2. a) Der Archivbenutzungsanspruch nach §§ 5 Abs. 1 Satz 1 NArchG und 6 Abs. 1 Satz 1, Abs. 2 Satz 1 NArchG umfasst auch sog. Findmittel wie Findbücher und Repertorien.
b) Der Zustimmungsvorbehalt des Depositalgebers in Depositalverträgen i.S.d. § 3 Abs. 7 Satz 2 NArchG erstreckt sich auch auf diese Findmittel.
3. Wenn sich ein privater Dritter gegenüber dem Staatsarchiv eines (Mit-)Eigentumsanspruches an dem Depositalgut berühmt, ist er gehalten, auf dem Zivilrechtswege gegen den Depositalgeber vorzugehen, um die Eigentumsfrage verbindlich klären zu lassen.

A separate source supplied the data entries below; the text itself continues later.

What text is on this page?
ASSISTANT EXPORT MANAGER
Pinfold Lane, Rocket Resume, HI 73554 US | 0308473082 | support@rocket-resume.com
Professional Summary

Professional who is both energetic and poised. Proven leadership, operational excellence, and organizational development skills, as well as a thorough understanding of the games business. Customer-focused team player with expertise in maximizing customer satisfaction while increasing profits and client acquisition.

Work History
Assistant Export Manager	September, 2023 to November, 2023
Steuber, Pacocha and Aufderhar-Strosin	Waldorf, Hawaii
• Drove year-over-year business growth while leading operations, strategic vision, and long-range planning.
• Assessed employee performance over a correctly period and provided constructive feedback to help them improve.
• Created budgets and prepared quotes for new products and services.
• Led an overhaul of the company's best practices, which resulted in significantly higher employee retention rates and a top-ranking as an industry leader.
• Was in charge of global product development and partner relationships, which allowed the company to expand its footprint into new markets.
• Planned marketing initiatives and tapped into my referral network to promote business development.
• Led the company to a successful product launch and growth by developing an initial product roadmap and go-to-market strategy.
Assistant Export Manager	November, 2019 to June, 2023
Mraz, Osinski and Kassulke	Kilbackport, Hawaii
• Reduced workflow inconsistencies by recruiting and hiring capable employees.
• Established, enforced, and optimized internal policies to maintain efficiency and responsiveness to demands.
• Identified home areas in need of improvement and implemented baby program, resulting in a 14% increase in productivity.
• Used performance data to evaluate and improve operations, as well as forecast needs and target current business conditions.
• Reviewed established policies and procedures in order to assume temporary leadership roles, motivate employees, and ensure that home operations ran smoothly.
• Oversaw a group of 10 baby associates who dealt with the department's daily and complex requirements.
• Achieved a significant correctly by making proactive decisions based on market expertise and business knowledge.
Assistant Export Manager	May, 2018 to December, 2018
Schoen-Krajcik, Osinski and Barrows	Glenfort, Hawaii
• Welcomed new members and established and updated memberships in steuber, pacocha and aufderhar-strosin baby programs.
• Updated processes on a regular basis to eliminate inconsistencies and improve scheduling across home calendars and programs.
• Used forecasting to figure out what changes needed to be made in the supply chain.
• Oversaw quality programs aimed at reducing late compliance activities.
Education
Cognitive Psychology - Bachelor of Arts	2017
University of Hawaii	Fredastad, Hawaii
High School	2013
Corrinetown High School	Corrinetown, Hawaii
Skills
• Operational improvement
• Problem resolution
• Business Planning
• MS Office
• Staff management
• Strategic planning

4. Die Verarbeitungsregelungen der Datenschutzgesetze und insbesondere das Einsichtnahmerecht aus §16 Abs.3 NDSG sind auf das Archivbenutzungsverhältnis nach dem Niedersächsischen Archivgesetz nicht anwenbar.
Aus dem Entscheidungstext
Die Klägerin begehrt im Berufungsverfahren die Einsicht in die Findbücher und Repertorien der sog. F- und K-Bestände sowie in diese Bestände selbst und in eine weitere Akte des Staatsarchivs Bückeburg.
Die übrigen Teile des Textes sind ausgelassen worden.